The study, carried out by Paris public hospitals (AP-HP), looked at 129 people hospitalised with moderate or severe viral pneumonia, which occurs in 5-10 percent of Covid-19 patients.

The treatment, which suppresses the body's natural immune response, was found to reduce "significantly" the number of deaths or life support interventions compared with a control group of patients.

Half received two injections of tocilizumab as well as standard treatment with antibiotics, while the control group received only standard treatment.

While the results are yet to be published, those involved in the research said it showed clear "clinical benefit" of tocilizumab treatment.

AP-HP stressed however that further research was needed on the effectiveness of the drug and the potential for side effects.

"If these results are confirmed, the advantage of this drug is that it is already available in all hospital pharmacies and can be used very quickly. It’s one or two injections for each patient," adds Gottenberg.

Tocilizumab currently costs around 800 euros per injection. It is a lab-synthesised antibody, sold under the brand names Actemra and RoAcemtra, commonly used to treat rheumatoid arthritis.

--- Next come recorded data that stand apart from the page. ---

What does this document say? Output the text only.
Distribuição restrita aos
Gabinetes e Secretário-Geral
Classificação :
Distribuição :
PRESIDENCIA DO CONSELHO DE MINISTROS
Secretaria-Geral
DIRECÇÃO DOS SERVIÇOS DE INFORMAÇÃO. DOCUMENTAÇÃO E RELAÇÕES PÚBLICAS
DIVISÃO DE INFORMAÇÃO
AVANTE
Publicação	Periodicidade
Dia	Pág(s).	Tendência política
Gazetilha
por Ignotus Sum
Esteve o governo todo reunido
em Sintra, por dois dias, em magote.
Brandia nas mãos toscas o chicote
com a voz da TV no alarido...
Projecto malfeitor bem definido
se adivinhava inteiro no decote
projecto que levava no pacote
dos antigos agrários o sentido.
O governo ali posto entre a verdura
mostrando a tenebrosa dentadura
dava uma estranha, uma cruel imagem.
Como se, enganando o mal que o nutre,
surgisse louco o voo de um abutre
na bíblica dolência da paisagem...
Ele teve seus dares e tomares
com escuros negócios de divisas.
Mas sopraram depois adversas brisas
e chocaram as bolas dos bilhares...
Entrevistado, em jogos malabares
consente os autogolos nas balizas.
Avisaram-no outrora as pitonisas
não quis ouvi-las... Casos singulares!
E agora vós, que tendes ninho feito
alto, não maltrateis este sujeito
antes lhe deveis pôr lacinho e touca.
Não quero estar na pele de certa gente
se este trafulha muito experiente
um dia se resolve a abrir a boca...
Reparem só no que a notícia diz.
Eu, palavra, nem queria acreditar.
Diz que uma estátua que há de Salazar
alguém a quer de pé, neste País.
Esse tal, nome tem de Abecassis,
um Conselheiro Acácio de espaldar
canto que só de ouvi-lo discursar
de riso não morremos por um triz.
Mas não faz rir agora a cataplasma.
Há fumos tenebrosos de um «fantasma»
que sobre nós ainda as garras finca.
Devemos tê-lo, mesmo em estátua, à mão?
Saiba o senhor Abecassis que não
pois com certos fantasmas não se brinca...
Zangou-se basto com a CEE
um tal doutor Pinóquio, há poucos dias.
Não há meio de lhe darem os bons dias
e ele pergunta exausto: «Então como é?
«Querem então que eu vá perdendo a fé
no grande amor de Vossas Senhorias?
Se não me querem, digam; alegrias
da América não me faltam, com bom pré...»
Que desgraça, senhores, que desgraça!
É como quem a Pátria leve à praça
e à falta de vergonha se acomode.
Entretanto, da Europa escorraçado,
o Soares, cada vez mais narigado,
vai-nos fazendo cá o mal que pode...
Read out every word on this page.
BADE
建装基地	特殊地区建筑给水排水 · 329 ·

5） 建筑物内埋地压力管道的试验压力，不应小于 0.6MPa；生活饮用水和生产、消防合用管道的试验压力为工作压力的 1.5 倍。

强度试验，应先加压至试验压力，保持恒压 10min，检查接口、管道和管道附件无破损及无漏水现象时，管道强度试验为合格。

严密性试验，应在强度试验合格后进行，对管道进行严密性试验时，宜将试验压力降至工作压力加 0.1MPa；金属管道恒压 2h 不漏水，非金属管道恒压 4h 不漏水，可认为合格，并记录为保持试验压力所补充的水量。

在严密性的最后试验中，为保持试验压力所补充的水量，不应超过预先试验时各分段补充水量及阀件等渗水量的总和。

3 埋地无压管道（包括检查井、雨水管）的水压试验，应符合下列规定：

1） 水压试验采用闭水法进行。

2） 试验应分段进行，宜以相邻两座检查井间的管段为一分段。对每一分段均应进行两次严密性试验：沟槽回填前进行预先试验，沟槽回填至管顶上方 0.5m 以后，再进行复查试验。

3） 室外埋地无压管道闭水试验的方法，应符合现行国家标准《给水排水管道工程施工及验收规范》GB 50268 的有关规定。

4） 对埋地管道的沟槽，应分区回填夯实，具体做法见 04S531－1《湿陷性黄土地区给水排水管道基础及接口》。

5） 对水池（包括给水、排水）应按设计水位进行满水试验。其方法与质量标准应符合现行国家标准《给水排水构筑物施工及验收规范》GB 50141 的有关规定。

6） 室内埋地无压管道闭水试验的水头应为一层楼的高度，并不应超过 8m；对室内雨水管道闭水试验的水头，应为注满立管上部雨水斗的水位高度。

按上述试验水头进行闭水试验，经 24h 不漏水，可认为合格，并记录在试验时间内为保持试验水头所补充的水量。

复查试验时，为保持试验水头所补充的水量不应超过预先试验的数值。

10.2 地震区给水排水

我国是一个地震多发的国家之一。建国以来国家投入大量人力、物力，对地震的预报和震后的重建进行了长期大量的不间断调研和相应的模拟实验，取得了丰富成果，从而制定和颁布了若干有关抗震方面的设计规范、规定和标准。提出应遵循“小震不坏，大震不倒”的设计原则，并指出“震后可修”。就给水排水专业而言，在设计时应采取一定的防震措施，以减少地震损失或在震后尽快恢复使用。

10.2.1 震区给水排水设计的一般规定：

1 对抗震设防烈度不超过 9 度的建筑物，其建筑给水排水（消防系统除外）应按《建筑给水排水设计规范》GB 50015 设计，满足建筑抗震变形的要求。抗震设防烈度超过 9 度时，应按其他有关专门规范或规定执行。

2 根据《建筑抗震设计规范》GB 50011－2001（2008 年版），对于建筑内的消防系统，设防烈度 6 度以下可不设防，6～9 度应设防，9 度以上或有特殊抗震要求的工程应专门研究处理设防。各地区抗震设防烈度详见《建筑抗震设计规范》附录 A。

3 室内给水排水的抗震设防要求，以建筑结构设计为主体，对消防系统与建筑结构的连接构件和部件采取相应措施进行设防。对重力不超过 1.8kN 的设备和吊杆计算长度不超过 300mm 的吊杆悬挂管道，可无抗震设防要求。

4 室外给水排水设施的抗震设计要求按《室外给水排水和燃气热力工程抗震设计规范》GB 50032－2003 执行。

Several existing drugs, including anti-viral medicines, are currently being trialled worldwide for Covid-19 treatment.

"We're all overwhelmed with conflicting information, and the absolute rule is how the drug is evaluated.

You need a control group to demonstrate the effectiveness of a drug and trust the experts who judge the quality of the scientific work. There are standards to be met," says Gottenberg.